Se l’assoluto è servito a qualcosa, ora – resi consapevoli di una fine non più solo individuale, ma collettiva, di cui non è certo imputabile l’uomo per un qualche suo peccato ‘originale’ o ‘storico’ – il prezzo che per ottenere questo qualcosa è sempre stato pagato in termini di conflittualità tra i vari modi escogitati per raggiungerlo, non è più sostenibile… e l’unico vero servizio che l’assoluto può ancora rendere all’umanità è quello di togliersi di mezzo nel solo modo possibile: lasciarsi analizzare nel suo lato oscuro in modo da poterlo identificare e impedirgli così di soverchiare quanto di luminoso ha pur saputo creare. E questo è l’unico modo possibile per neutralizzarne la carica distruttiva, in quanto pensare di eliminarlo completamente, cioè eliminarlo anche come esigenza, può significare solo lasciargli mano libera, lasciarlo agire indisturbato… togliendoci la possibilità di esercitare quello sguardo sufficientemente libero che permette, per quanto è in nostro potere, di confrontarci davvero con i limiti invece di esorcizzarli.

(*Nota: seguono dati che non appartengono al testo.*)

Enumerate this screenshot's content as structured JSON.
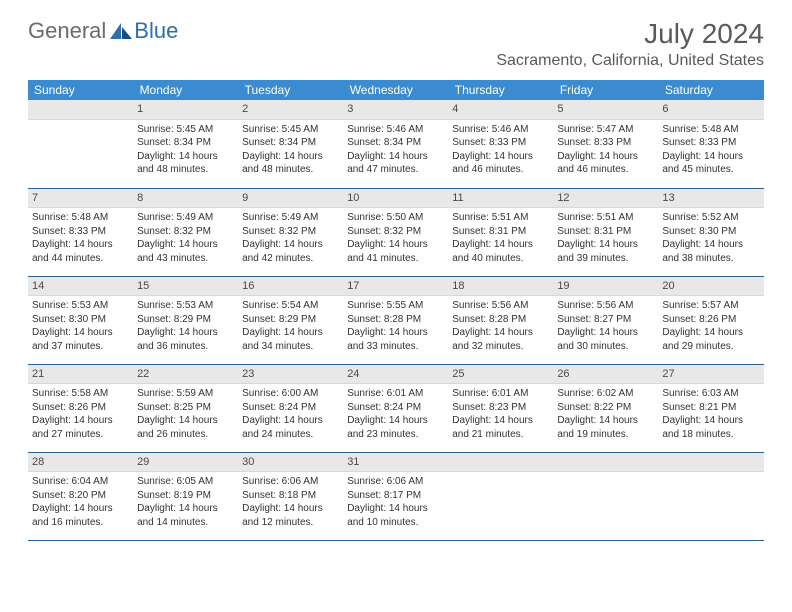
{
  "logo": {
    "part1": "General",
    "part2": "Blue"
  },
  "title": "July 2024",
  "location": "Sacramento, California, United States",
  "colors": {
    "header_bg": "#3a8bd0",
    "header_text": "#ffffff",
    "daynum_bg": "#e8e8e8",
    "row_border": "#2a5f8f",
    "logo_gray": "#6b6b6b",
    "logo_blue": "#2f6fb0",
    "body_text": "#333333"
  },
  "typography": {
    "title_fontsize": 28,
    "location_fontsize": 16,
    "dayheader_fontsize": 12,
    "daynum_fontsize": 11,
    "cell_fontsize": 10
  },
  "weekdays": [
    "Sunday",
    "Monday",
    "Tuesday",
    "Wednesday",
    "Thursday",
    "Friday",
    "Saturday"
  ],
  "weeks": [
    [
      {
        "n": "",
        "lines": []
      },
      {
        "n": "1",
        "lines": [
          "Sunrise: 5:45 AM",
          "Sunset: 8:34 PM",
          "Daylight: 14 hours",
          "and 48 minutes."
        ]
      },
      {
        "n": "2",
        "lines": [
          "Sunrise: 5:45 AM",
          "Sunset: 8:34 PM",
          "Daylight: 14 hours",
          "and 48 minutes."
        ]
      },
      {
        "n": "3",
        "lines": [
          "Sunrise: 5:46 AM",
          "Sunset: 8:34 PM",
          "Daylight: 14 hours",
          "and 47 minutes."
        ]
      },
      {
        "n": "4",
        "lines": [
          "Sunrise: 5:46 AM",
          "Sunset: 8:33 PM",
          "Daylight: 14 hours",
          "and 46 minutes."
        ]
      },
      {
        "n": "5",
        "lines": [
          "Sunrise: 5:47 AM",
          "Sunset: 8:33 PM",
          "Daylight: 14 hours",
          "and 46 minutes."
        ]
      },
      {
        "n": "6",
        "lines": [
          "Sunrise: 5:48 AM",
          "Sunset: 8:33 PM",
          "Daylight: 14 hours",
          "and 45 minutes."
        ]
      }
    ],
    [
      {
        "n": "7",
        "lines": [
          "Sunrise: 5:48 AM",
          "Sunset: 8:33 PM",
          "Daylight: 14 hours",
          "and 44 minutes."
        ]
      },
      {
        "n": "8",
        "lines": [
          "Sunrise: 5:49 AM",
          "Sunset: 8:32 PM",
          "Daylight: 14 hours",
          "and 43 minutes."
        ]
      },
      {
        "n": "9",
        "lines": [
          "Sunrise: 5:49 AM",
          "Sunset: 8:32 PM",
          "Daylight: 14 hours",
          "and 42 minutes."
        ]
      },
      {
        "n": "10",
        "lines": [
          "Sunrise: 5:50 AM",
          "Sunset: 8:32 PM",
          "Daylight: 14 hours",
          "and 41 minutes."
        ]
      },
      {
        "n": "11",
        "lines": [
          "Sunrise: 5:51 AM",
          "Sunset: 8:31 PM",
          "Daylight: 14 hours",
          "and 40 minutes."
        ]
      },
      {
        "n": "12",
        "lines": [
          "Sunrise: 5:51 AM",
          "Sunset: 8:31 PM",
          "Daylight: 14 hours",
          "and 39 minutes."
        ]
      },
      {
        "n": "13",
        "lines": [
          "Sunrise: 5:52 AM",
          "Sunset: 8:30 PM",
          "Daylight: 14 hours",
          "and 38 minutes."
        ]
      }
    ],
    [
      {
        "n": "14",
        "lines": [
          "Sunrise: 5:53 AM",
          "Sunset: 8:30 PM",
          "Daylight: 14 hours",
          "and 37 minutes."
        ]
      },
      {
        "n": "15",
        "lines": [
          "Sunrise: 5:53 AM",
          "Sunset: 8:29 PM",
          "Daylight: 14 hours",
          "and 36 minutes."
        ]
      },
      {
        "n": "16",
        "lines": [
          "Sunrise: 5:54 AM",
          "Sunset: 8:29 PM",
          "Daylight: 14 hours",
          "and 34 minutes."
        ]
      },
      {
        "n": "17",
        "lines": [
          "Sunrise: 5:55 AM",
          "Sunset: 8:28 PM",
          "Daylight: 14 hours",
          "and 33 minutes."
        ]
      },
      {
        "n": "18",
        "lines": [
          "Sunrise: 5:56 AM",
          "Sunset: 8:28 PM",
          "Daylight: 14 hours",
          "and 32 minutes."
        ]
      },
      {
        "n": "19",
        "lines": [
          "Sunrise: 5:56 AM",
          "Sunset: 8:27 PM",
          "Daylight: 14 hours",
          "and 30 minutes."
        ]
      },
      {
        "n": "20",
        "lines": [
          "Sunrise: 5:57 AM",
          "Sunset: 8:26 PM",
          "Daylight: 14 hours",
          "and 29 minutes."
        ]
      }
    ],
    [
      {
        "n": "21",
        "lines": [
          "Sunrise: 5:58 AM",
          "Sunset: 8:26 PM",
          "Daylight: 14 hours",
          "and 27 minutes."
        ]
      },
      {
        "n": "22",
        "lines": [
          "Sunrise: 5:59 AM",
          "Sunset: 8:25 PM",
          "Daylight: 14 hours",
          "and 26 minutes."
        ]
      },
      {
        "n": "23",
        "lines": [
          "Sunrise: 6:00 AM",
          "Sunset: 8:24 PM",
          "Daylight: 14 hours",
          "and 24 minutes."
        ]
      },
      {
        "n": "24",
        "lines": [
          "Sunrise: 6:01 AM",
          "Sunset: 8:24 PM",
          "Daylight: 14 hours",
          "and 23 minutes."
        ]
      },
      {
        "n": "25",
        "lines": [
          "Sunrise: 6:01 AM",
          "Sunset: 8:23 PM",
          "Daylight: 14 hours",
          "and 21 minutes."
        ]
      },
      {
        "n": "26",
        "lines": [
          "Sunrise: 6:02 AM",
          "Sunset: 8:22 PM",
          "Daylight: 14 hours",
          "and 19 minutes."
        ]
      },
      {
        "n": "27",
        "lines": [
          "Sunrise: 6:03 AM",
          "Sunset: 8:21 PM",
          "Daylight: 14 hours",
          "and 18 minutes."
        ]
      }
    ],
    [
      {
        "n": "28",
        "lines": [
          "Sunrise: 6:04 AM",
          "Sunset: 8:20 PM",
          "Daylight: 14 hours",
          "and 16 minutes."
        ]
      },
      {
        "n": "29",
        "lines": [
          "Sunrise: 6:05 AM",
          "Sunset: 8:19 PM",
          "Daylight: 14 hours",
          "and 14 minutes."
        ]
      },
      {
        "n": "30",
        "lines": [
          "Sunrise: 6:06 AM",
          "Sunset: 8:18 PM",
          "Daylight: 14 hours",
          "and 12 minutes."
        ]
      },
      {
        "n": "31",
        "lines": [
          "Sunrise: 6:06 AM",
          "Sunset: 8:17 PM",
          "Daylight: 14 hours",
          "and 10 minutes."
        ]
      },
      {
        "n": "",
        "lines": []
      },
      {
        "n": "",
        "lines": []
      },
      {
        "n": "",
        "lines": []
      }
    ]
  ]
}
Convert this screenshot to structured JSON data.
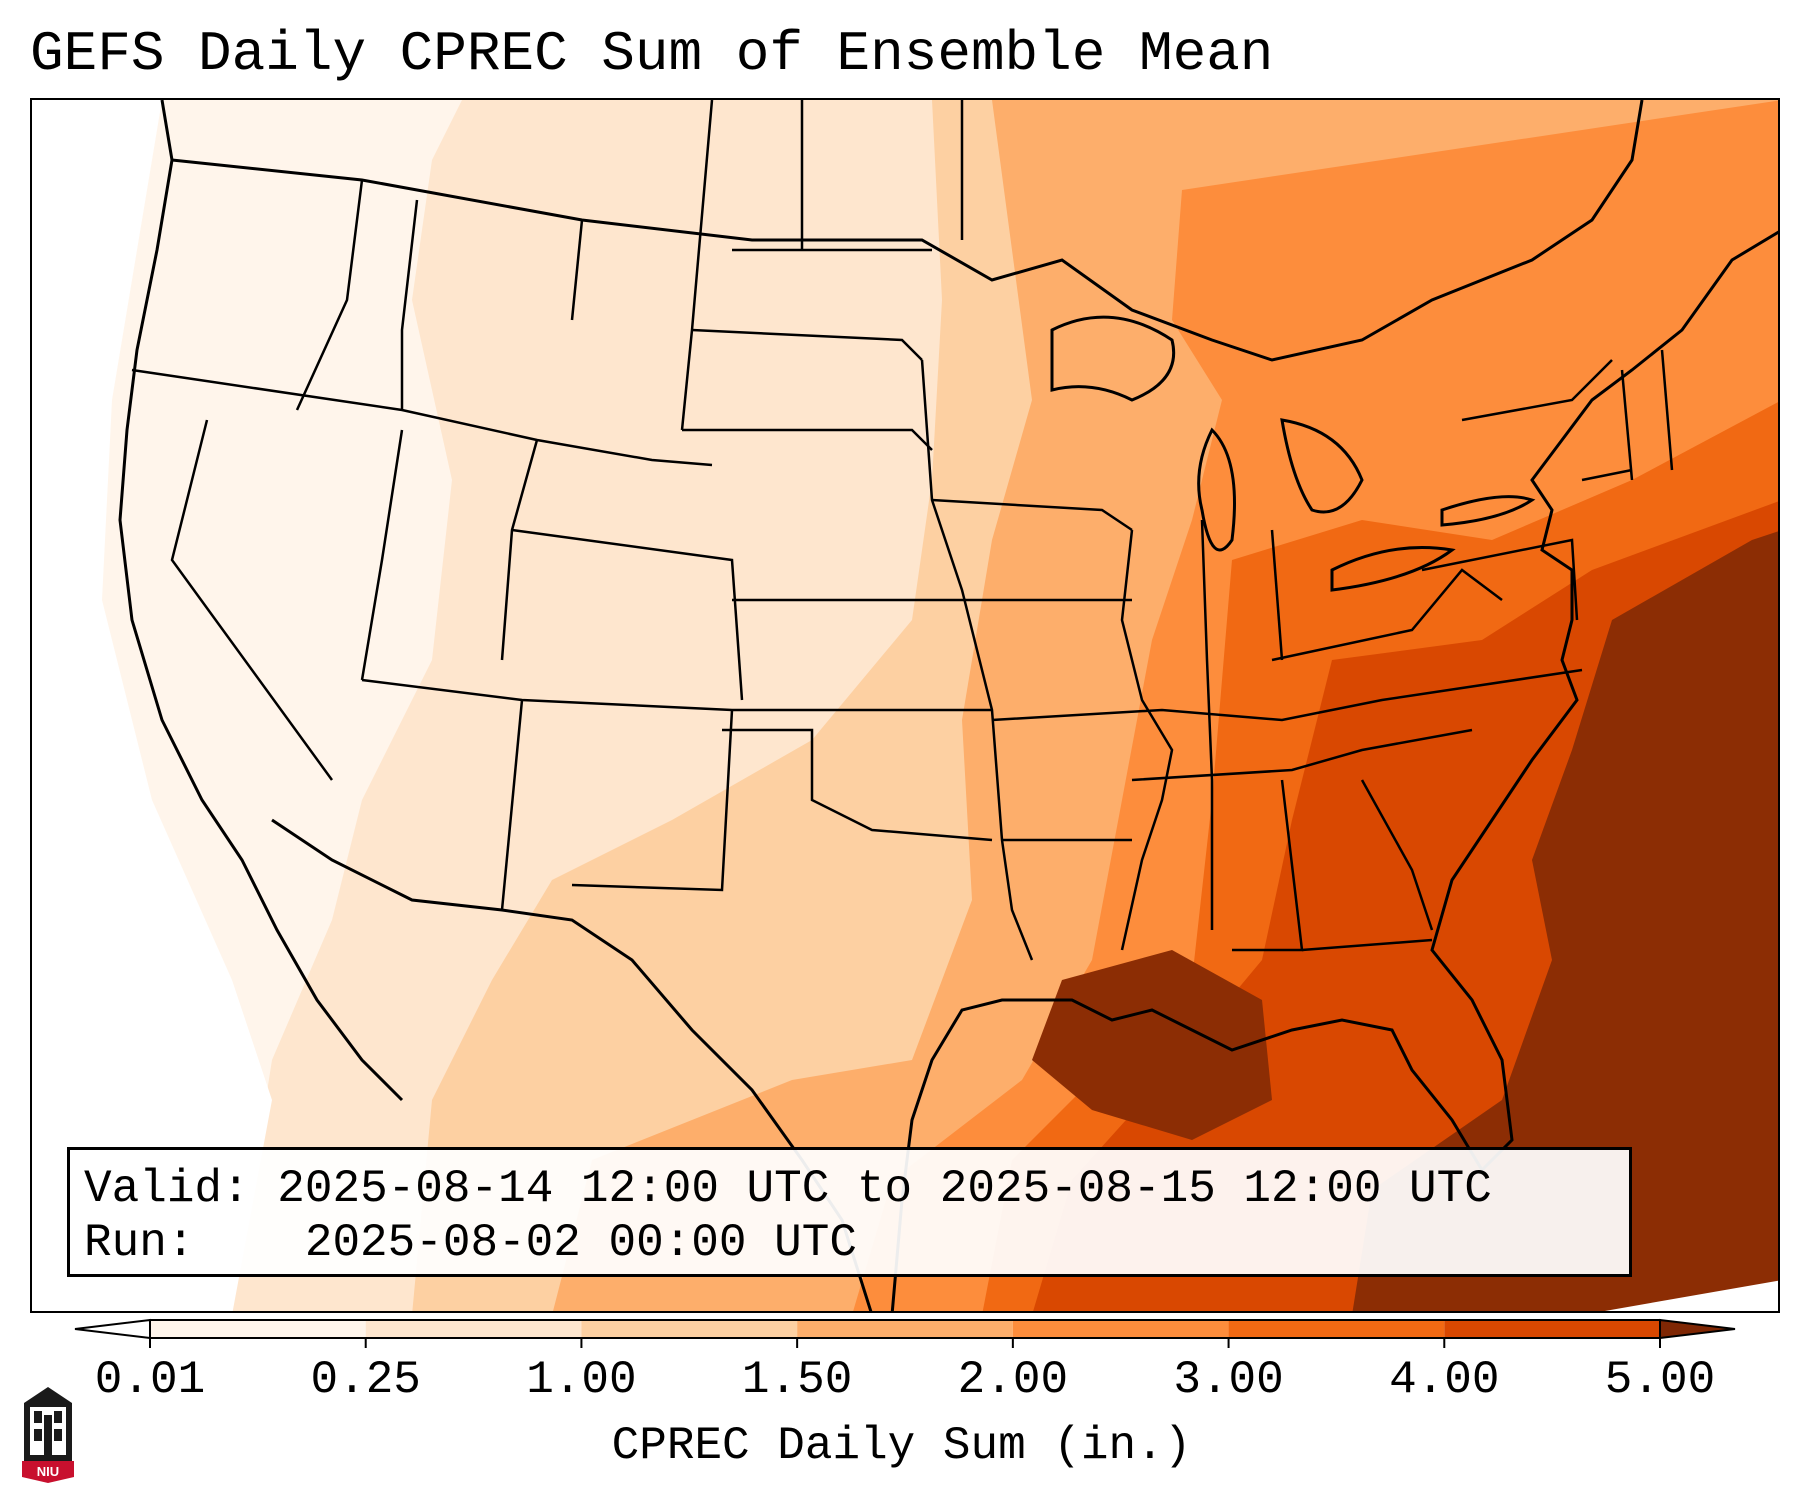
{
  "title": "GEFS Daily CPREC Sum of Ensemble Mean",
  "info": {
    "valid_label": "Valid:",
    "valid_value": "2025-08-14 12:00 UTC to 2025-08-15 12:00 UTC",
    "run_label": "Run:",
    "run_value": "2025-08-02 00:00 UTC"
  },
  "colorbar": {
    "label": "CPREC Daily Sum (in.)",
    "ticks": [
      "0.01",
      "0.25",
      "1.00",
      "1.50",
      "2.00",
      "3.00",
      "4.00",
      "5.00"
    ],
    "colors": [
      "#fff5eb",
      "#fee6ce",
      "#fdd0a2",
      "#fdae6b",
      "#fd8d3c",
      "#f16913",
      "#d94801",
      "#8c2d04"
    ],
    "under_color": "#ffffff",
    "over_color": "#7f2704"
  },
  "logo": {
    "text": "NIU",
    "name": "Northern Illinois University"
  },
  "map": {
    "region": "Contiguous United States",
    "variable": "CPREC",
    "units": "in."
  }
}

Limiti che non sono solo quelli di una condizione umana determinata così come si è venuta determinando, ma quelli relativi all’esistenza dell’umanità stessa.

Se si riesce a togliere dall’orizzonte dell’uomo un futuro indefinito mettendolo di fronte alla fine di ogni tempo umano, chissà che non venga impiegato meglio il tempo disponibile. Che venga occupato meglio lo spazio ancora disponibile senza intasarlo di opere inutili per esistenze solo sofferte in nome di una sacralità della vita che porta solo a sacrificarla. Perdere la Fede e la Speranza quando questa fede e questa speranza stanno scagliando definitivamente l’uomo oltre se stesso, oltre il suo stesso destino, oltre il suo fato, è forse ormai l’unico modo per recuperare fede e speranza come esigenze davvero vitali solo se sono utili alla vita dell’uomo mentre vive… non per quando arriverà la fine. Non per esorcizzare la fine.

E così se poi questa fine definitiva non verrà, o comunque prima che arrivi, qualcuno almeno sarà sopravvissuto per vedere cosa liberamente fare – lui, allora, non noi ora: noi che allora non ci saremo, ma non avremo impedito che altri ci siano per questa nostra pretesa di esserci ancora noi, là, come proiezione di noi stessi, a rompergli le scatole – della sua esistenza e di quella dei suoi simili.